Review: The Fountain (2006)
The Fountain (2006)
Directed by: Darren Aronofsky | 96 minutes | action, drama, romance, science fiction | Actors: Hugh Jackman, Rachel Weisz, Marcello Bezina, Alexander Bisping, Ellen Burstyn, Cliff Curtis, Sean Gullette, Mark Margolis, Donna Murphy, Ethan Suplee, Sean Patrick Thomas
Let’s make it clear right away: ‘The Fountain’ is not a ‘Pi’, not a ‘Requiem for a Dream’ – “Those movies are dead now,” said Darren Aronofsky at the Ghent film festival when explaining his new film – and ‘The Fountain’ isn’t ‘2001: A Space Odyssey’ either. The comparison between these two films, which is made so much in the media, seems out of the blue. There is only one image in ‘The Fountain’ that is reminiscent of ‘2001’: When Tommy is in the hospital crying in the hallway – his wife Isabel is dying – he looks into another room through a crack. He sees an old man with Tommy’s wedding ring on. Here lies Tommy himself, as a husband, dying, because his wife in the next room also dies. It’s a nod to Stanley Kubrick’s classic, but no more than that.

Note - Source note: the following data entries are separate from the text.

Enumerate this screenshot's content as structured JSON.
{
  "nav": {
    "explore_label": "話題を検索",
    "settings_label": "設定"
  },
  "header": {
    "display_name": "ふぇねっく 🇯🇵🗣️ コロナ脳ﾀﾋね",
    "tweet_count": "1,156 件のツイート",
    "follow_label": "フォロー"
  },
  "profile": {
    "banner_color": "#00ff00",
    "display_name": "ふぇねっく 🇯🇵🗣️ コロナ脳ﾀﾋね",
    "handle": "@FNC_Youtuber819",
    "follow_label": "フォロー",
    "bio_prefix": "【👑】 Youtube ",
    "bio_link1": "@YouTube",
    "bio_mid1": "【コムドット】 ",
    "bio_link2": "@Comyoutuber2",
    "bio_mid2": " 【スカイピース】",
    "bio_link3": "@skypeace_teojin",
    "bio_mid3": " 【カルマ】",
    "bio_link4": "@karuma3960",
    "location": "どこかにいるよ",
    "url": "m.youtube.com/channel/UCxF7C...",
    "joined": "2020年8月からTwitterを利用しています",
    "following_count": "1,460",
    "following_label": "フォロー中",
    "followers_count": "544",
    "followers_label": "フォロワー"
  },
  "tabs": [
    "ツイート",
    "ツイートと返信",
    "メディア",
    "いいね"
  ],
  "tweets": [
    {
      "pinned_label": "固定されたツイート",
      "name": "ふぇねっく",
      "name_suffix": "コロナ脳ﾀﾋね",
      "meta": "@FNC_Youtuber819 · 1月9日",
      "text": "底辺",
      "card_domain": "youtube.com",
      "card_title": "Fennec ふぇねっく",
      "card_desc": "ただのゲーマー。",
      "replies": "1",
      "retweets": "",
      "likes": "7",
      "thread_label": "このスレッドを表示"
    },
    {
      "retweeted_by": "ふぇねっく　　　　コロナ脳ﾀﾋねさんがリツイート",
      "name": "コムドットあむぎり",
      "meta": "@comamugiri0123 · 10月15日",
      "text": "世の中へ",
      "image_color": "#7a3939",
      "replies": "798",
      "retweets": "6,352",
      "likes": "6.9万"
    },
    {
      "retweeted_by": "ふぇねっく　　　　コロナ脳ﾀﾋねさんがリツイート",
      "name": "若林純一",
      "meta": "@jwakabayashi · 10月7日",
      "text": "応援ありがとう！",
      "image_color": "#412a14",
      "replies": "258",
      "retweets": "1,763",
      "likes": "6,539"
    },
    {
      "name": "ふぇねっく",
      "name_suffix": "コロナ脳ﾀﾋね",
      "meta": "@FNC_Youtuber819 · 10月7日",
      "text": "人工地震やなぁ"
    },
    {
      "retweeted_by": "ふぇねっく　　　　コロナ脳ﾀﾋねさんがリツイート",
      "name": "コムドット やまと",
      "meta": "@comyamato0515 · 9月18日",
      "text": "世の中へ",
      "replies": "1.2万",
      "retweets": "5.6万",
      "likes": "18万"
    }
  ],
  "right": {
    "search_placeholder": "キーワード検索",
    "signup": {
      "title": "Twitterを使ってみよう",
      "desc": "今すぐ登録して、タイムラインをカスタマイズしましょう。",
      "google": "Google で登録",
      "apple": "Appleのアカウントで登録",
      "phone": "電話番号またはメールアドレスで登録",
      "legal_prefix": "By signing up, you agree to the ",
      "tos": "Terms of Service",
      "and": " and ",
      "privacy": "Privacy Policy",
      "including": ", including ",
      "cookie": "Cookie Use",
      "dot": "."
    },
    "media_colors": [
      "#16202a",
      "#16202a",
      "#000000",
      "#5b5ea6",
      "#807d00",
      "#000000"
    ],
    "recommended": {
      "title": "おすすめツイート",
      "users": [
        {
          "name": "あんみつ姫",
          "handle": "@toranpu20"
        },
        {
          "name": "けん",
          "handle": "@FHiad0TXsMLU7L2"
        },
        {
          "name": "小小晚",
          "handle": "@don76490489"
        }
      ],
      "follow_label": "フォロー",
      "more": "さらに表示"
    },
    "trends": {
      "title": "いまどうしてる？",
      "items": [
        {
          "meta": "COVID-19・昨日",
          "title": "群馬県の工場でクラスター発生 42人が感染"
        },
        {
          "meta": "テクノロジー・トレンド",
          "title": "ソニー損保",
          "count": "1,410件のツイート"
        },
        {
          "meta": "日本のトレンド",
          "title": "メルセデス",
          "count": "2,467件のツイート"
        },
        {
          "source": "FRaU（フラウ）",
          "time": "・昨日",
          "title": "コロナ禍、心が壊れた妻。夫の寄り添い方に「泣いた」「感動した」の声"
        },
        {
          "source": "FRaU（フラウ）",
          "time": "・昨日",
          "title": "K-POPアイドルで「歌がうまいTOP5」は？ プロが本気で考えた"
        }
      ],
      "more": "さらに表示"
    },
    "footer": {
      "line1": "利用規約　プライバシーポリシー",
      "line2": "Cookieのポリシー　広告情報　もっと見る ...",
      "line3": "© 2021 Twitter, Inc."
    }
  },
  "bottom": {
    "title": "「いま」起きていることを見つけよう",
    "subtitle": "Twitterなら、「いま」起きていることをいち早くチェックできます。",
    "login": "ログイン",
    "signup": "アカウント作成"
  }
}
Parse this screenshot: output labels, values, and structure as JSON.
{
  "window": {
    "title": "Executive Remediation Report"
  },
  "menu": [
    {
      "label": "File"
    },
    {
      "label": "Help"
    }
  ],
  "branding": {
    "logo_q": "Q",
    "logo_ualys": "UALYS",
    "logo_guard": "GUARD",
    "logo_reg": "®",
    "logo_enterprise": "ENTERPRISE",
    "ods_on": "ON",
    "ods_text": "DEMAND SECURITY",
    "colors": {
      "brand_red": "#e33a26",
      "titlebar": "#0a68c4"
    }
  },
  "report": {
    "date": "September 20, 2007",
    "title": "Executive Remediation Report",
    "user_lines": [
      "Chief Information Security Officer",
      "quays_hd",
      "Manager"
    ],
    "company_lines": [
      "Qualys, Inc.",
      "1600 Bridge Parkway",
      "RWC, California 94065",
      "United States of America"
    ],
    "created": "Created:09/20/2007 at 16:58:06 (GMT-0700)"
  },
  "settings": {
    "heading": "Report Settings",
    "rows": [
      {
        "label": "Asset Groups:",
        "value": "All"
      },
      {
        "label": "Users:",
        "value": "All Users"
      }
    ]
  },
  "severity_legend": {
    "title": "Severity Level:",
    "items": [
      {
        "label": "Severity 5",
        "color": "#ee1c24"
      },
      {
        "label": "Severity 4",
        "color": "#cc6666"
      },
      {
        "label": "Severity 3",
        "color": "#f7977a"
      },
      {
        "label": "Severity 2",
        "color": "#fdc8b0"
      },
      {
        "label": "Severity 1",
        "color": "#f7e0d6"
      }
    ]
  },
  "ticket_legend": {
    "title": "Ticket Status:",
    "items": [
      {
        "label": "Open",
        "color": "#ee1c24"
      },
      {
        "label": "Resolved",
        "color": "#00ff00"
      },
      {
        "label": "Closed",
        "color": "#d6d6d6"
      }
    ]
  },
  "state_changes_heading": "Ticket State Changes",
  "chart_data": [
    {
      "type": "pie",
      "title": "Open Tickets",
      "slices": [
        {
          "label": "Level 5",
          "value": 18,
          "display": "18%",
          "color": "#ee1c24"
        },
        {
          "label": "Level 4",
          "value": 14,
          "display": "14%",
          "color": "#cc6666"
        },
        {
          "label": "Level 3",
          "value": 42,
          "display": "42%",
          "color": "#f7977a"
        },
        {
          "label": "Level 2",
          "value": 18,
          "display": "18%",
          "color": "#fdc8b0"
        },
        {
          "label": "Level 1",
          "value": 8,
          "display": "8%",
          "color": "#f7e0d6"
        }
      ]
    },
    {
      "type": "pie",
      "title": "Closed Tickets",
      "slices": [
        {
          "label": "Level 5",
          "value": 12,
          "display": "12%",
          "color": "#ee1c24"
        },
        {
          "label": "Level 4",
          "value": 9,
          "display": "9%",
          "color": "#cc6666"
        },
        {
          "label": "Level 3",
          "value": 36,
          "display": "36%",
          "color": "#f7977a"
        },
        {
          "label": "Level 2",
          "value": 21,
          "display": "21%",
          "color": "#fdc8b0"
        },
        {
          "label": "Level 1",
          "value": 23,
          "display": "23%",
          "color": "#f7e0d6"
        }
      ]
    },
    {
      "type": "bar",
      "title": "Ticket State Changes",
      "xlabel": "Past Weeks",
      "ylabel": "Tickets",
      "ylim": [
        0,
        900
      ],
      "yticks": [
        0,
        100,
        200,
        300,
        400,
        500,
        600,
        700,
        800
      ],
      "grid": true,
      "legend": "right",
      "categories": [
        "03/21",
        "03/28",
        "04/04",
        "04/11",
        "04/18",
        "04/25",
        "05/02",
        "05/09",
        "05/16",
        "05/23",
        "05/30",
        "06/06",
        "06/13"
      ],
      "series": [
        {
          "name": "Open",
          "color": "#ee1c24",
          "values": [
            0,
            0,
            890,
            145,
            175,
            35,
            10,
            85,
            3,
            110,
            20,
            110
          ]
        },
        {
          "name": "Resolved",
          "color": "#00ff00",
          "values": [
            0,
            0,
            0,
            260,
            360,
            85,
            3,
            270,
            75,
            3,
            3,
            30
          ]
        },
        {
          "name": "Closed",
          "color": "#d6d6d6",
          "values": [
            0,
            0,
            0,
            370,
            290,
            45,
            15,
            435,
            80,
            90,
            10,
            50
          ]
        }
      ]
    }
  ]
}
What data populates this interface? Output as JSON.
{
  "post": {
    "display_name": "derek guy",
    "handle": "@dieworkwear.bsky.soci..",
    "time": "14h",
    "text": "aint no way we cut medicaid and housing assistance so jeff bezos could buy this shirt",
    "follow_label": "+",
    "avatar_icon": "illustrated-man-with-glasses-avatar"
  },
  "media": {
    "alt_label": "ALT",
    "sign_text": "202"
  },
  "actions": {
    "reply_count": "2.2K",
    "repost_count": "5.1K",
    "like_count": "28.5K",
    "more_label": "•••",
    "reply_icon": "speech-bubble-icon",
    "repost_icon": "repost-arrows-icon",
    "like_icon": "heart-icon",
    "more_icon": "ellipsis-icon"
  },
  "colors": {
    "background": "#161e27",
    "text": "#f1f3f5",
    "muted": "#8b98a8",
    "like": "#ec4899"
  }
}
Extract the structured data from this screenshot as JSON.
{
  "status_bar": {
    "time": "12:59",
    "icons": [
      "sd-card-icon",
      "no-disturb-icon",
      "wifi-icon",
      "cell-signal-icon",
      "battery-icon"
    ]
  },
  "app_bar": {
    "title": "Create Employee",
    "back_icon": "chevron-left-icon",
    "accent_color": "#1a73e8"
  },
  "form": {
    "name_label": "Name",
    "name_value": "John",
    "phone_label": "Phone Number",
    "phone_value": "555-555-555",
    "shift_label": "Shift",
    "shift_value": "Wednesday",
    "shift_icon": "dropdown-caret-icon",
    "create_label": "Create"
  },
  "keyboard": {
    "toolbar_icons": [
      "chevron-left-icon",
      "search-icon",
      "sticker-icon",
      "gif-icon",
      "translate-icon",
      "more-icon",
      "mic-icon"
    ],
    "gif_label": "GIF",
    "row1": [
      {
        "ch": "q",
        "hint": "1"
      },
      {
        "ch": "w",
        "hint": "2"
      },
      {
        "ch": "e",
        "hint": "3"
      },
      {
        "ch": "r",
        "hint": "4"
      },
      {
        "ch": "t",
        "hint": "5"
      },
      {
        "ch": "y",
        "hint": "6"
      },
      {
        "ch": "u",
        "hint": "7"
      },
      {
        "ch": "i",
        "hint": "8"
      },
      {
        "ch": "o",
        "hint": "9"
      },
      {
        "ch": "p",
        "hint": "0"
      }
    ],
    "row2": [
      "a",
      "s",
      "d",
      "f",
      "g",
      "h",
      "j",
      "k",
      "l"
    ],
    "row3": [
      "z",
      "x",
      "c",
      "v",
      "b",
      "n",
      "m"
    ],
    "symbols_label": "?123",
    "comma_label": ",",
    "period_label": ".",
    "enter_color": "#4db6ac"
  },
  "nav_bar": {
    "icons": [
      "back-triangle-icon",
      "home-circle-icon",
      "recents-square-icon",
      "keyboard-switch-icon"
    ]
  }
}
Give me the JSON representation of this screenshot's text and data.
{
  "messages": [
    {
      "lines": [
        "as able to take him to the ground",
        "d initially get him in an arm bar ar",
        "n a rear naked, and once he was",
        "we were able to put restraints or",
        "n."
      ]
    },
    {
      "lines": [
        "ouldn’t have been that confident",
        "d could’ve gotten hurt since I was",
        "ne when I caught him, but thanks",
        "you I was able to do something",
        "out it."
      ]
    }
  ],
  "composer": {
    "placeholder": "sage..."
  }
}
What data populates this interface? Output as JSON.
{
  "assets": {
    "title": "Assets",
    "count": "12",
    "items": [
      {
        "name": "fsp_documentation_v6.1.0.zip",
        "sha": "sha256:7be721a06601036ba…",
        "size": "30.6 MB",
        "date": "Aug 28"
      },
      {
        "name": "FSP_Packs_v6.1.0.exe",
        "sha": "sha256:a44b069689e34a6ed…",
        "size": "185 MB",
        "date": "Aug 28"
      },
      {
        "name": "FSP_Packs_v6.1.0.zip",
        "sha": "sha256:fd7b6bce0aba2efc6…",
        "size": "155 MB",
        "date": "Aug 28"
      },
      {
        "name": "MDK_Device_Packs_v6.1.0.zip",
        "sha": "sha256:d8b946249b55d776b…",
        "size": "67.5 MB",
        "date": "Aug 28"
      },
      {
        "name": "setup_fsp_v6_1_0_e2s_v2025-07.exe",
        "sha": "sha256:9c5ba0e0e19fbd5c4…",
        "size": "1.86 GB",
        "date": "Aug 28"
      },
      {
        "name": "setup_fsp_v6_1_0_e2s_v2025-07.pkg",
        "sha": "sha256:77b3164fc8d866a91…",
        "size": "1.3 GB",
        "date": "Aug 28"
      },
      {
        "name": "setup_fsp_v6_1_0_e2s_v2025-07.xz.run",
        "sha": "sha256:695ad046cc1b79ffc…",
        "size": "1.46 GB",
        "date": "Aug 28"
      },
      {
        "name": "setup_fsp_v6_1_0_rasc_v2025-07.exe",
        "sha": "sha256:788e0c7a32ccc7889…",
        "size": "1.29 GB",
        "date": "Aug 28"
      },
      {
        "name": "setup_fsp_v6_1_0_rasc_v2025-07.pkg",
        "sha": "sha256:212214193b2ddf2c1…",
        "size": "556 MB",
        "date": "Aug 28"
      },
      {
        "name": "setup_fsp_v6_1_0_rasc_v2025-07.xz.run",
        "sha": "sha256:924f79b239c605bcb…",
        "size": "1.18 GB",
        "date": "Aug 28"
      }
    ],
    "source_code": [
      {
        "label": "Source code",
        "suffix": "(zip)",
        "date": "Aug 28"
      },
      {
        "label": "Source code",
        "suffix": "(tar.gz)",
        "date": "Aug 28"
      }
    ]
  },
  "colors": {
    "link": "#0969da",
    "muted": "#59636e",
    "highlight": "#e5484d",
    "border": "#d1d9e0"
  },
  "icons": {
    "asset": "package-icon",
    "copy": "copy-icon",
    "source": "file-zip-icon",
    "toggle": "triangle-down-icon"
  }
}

‘The Fountain’ is not a great spectacular science fiction film, not a new form of cinema or ambitious misproduct. It is a very beautiful little film about the unconditional and destructive love of a man for his wife, depicted in different times. And with that, Darren Aronofsky takes a big step forward. ‘Pi,’ his first film, was little more than a beautifully designed web of paranoid conspiracy thoughts. His second film, “Requiem for a Dream,” was also just a straightforward and superficial story about people perishing from addiction. However, the visually overwhelming style made this shortcoming quickly forgotten.
In ‘The Fountain’ Aronofsky shows for the first time that he can do more than link beautiful images to a fierce montage. Visually, the film is a gem, but Aronofsky is clearly holding the brakes. His editing is calm, the visual effects beautiful and original, but they all serve the themes of love, death, and eternal life. The theme in the film is unfortunately a bit undermined by its own story. The story is too compelling. The viewer is clearly steered in a certain direction, something that does not fit well with the almost passive imagery of the film. However, this sometimes irritatingly repetitive and compelling tone of the story, expressed in the film by the voice of the deceased Isabel who continues to harass Tom, does bring us closer to Tom’s restless state of mind. It is, after all, his story told here. Beautifully portrayed by Hugh Jackman and Rachel Weisz, Tom and Isabel are the main characters in the film, the universal woman and man, the Adam and Eve. The Tree of Life plays the third major role as the bringer of new life, but also as the bringer of death, two sides of life that are so beautifully connected in the film. Tom’s wedding ring is another important motif in the film. Tom’s obsession with this ring – in the 26th century he painted dozens of rings on his arms because he lost that one long ago – shows that he is blind to the symbolism, the material form, of his love for Izzy. Where Isabel is still only an intangible abstraction, the (infidel) Tom(as) remains obsessed with retrieving her in tangible form.
‘The Fountain’ is a mature, valuable film that is barely tangible because of its weaknesses. What follows after seeing the film is only awe and resignation.